Start writing down what you’re passionate about. Then, narrow your focus down to one passion you’d like to turn into profit.
Success comes with baby steps and a solid commitment. Once you decide what passion you want to pursue as a career, it’s time to start creating a step-by-step plan. This might feel overwhelming at first, but remember, it’s about baby steps at this point. You’re getting some excitement and momentum going.
You’ll want to do some research in your career choice. For example, if you love fishing and want to turn that into a profit, start seeing what others are doing in the fishing niche to earn money. Some are selling tackle and bait. Others are catching fish and selling it. Still others may be writing articles for fishing magazines and/or websites.
As you research, write down key ideas and thoughts in a notebook. You can also find plenty of great videos on YouTube about various business start-ups. This first phase of doing your homework is important.
You may want to seek out a mentor who is already doing what you want to do. With the internet so handy, you can reach out online via email all around the world to connect. Sure, not everyone is willing to give you some advice as to how you can turn your passion into profit, but some are. Seek those folks out. You can also hire a business or career coach to assist you with this transition into a new career.
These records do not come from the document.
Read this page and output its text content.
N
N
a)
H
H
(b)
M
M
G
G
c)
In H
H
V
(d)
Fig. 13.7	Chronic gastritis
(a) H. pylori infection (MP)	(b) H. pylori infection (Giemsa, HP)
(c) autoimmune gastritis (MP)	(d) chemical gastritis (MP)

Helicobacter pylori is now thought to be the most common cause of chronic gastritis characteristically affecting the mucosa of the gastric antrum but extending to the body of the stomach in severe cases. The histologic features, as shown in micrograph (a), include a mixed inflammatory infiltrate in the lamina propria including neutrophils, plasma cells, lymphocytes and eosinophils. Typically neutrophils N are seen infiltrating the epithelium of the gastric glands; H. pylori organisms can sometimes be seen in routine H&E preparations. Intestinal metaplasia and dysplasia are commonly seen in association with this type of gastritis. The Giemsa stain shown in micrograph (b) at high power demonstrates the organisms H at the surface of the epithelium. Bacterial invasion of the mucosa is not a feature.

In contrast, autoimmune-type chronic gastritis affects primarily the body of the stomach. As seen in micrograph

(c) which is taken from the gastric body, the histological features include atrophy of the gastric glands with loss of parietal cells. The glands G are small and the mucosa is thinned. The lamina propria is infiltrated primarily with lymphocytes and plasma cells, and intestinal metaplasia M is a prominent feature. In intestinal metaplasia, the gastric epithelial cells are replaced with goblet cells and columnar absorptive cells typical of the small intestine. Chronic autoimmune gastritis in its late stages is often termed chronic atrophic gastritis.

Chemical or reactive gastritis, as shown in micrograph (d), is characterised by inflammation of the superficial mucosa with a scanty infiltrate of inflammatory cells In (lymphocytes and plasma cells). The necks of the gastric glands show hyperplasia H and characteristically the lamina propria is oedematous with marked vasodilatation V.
You might not want to give up your day job just yet. It takes time to build a business. Try not to get discouraged if it doesn’t go as fast as you wish.
Let all your family and friends know about your desire to turn your passion into a business. You’d be surprised at how well word of mouth advertising works. At the same time, don’t negate the power of the internet. Set yourself up a Facebook Business page and start providing good content for your audience. Over time, you’ll start getting the attention of those that are interested in what you’re offering.
The most successful businesses out there may have a couple things in common:
They help solve a problem for people or businesses and/or add value to their lives.
Figure out what problem your passion will help solve or how it will add value to others’ lives.
Do your best to enjoy the process of turning passion into profit. It’s easy to get frustrated when the money isn’t rolling in the way you want. Try to look at it all as an opportunity to learn valuable life lessons. If you’re doing what you love on most days career-wise, that’s a pretty big blessing in and of itself. If you desire more income, remember that as with any business, it takes time, dedication, wisdom, planning, executing the plan, and sometimes even failing.
If you fail at something, dust yourself off, get up, and try again. Consider it all as opportunity to learn.
I hope this article has helped you learn more about turning passions into profit. I can attest to the fact that it’s possible, but it does take various ingredients, time, and resilience.
If you want to try out a new career doing what you love, begin envisioning it and take your first steps.